February 22, 2018
Cincinnati is steeped in German heritage, yet it’s most famous and unique dish comes from Slavic Macedonians, with roots in Northern Greece, who arrived in the Queen City starting in the late 1800s.
One such immigrant was Argie Kiradjieff who came to Cincinnati in 1918 according to The Authentic History of Cincinnati Chili by Dann Woellert. He wound up in the grocery business with a store at 842 West Fifth St. His success paved the way for his younger brothers, Tom and John Kiradjieff, to come to America in 1921, and within a year, on October 24, 1922, they opened Empress Chili taking the name from the Empress Burlesk Building in which the restaurant was located. Their most popular dish turned out to be meat cooked in a sauce derived from a recipe from the Old Country, served with spaghetti noodles.
At first, the pats was cooked with the meat and sauce but customers soon asked for the concoction to be served over the noodles. The “way” system followed in an attempt to expedite service at Empress, particularly during the busy lunch rush.
The idea to place the chili over hot dogs didn’t come until the 1930s, though Greek and Macedonian immigrants in New York City had been doing this since the early 1900s, dubbing their creation “coneys,” which is the name that was used here as well.
Today, Greater Cincinnati has over 250 chili parlors, more per square mile than any other city in the world. Most of those are Skyline restaurants (over 150) or Gold Star (around 90), with rest being smaller chains, such as Dixie Chili, or single locations like as Pleasant Ridge Chili, Blue Ash Chili, Camp Washington Chili, Park Chili Parlor, Price Hill Chili, Chili Time, and the Blue Jay Restaurant. All are well known to local chili connoisseurs.

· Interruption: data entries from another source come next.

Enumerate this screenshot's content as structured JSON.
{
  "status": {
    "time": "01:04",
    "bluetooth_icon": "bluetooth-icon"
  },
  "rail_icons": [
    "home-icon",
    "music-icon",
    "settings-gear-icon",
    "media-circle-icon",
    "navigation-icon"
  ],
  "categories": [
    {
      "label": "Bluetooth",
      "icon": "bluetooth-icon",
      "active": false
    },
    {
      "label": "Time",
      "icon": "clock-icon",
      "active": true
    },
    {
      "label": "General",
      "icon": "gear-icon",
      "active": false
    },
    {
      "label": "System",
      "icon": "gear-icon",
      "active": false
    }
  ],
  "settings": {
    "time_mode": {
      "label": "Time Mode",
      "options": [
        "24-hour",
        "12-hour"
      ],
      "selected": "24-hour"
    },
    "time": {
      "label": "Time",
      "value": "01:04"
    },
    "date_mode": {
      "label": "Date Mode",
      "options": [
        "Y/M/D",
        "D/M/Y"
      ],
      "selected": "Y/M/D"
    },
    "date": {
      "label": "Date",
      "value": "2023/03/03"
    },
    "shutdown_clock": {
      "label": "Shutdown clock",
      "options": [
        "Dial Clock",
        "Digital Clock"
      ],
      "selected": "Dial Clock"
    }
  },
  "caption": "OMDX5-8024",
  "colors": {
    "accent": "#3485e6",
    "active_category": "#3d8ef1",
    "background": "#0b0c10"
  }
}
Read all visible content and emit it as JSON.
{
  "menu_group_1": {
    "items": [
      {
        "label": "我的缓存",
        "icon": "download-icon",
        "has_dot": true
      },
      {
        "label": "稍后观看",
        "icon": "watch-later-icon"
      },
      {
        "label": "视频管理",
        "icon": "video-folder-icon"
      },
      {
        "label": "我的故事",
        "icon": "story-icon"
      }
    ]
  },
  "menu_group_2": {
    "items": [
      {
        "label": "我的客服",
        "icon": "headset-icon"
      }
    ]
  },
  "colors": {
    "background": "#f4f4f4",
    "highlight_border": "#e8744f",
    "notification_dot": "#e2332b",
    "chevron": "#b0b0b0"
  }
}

Out of towners and transplants, not surprisingly, often refer to it as Skyline at first, thanks to that chain’s large regional footprint. However, those folks soon take sides and pick favorites among the other parlors just as Tristaters have done for generations. Indeed, America has gradually become more familiar with Cincinnati-style chili thanks to exposure in national media outlets such as The New York Times and the Food Network.
Of course, the first thing the uninitiated learn about Cincinnati chili is that it is not, in fact, chili--- at least not what the rest of the country thinks of as chili. For most North Americans, chili is chili con carne or Texas-style chili.
Photo: Brelleville USA
Oddy, while Texas-style chili became popular via the chili parlor, it’s Cincinnati chili that carries on this tradition today.
Diners expecting that when first trying the Cincinnati version often feel ambushed and aren’t sure what to make of the local variety. Some hate it, while others are hooked immediately.
“One of the first places friends took me when I arrived to work at summer camp in Cincinnati was Skyline,” says Brian Mitchell who moved here from Scotland in the early ‘90s. “They warned me it wasn't like other chili. I fell in love with the first bite. Three-way and a chili cheese sandwich was my go to.”
Years later, Mitchell and his sons, native Cincinnatians of course, embarked on a chili tour. “We visited many many chili parlors,” he says. “Loved Camp Washington almost as much as Skyline. Met the owner one day as he sat and chatted with my boys. Cool moment. The later history of Cincinnati is tied to the history of Cinci chili. The city is connected to it.”
The Mitchells now live in Jacksonville, Florida where satisfying that chili craving can be a challenge. “We have a four-hour drive to St. Pete to hit up a Skyline but only a five-minute drive to the grocery to pick up some frozen chili. We still have Chili nights often at the Mitchell household.”
You can see Mitchell and his sons, Aiden and Brennan, as well as Cincy Shirts' own P.F. and Hannah, enjoying some Pleasant Ridge Chili on the Travel Channel’s Food Paradise.
The history of most of the local chili parlors, large and small, intertwine as most Cincinnati natives know. Skyline began in 1948 when Nicholas Lambrinides, a Greek immigrant, and former Empress employee, opened his own chili parlor.
In 1963, the four Daoud brothers, immigrants from Jordan, bought the Hamburger Heaven restaurant in Mt. Washington from a former Empress employee. They found the chili recipe and began serving that as well as burgers. They quickly discovered that the chili was far more popular than the burgers and Gold Star Chili was born in 1965. That original location was torn down in the early 2000s and is now the site of a bank, however, a new Gold Star location sits across the street.
A study in the late 1980s conducted by Gold Star showed that 80 percent of area residents reported eating Cincinnati-style chili at least once a week, a number that has no doubt grown as Tristaters continue to embrace this unique part of the city’s heritage.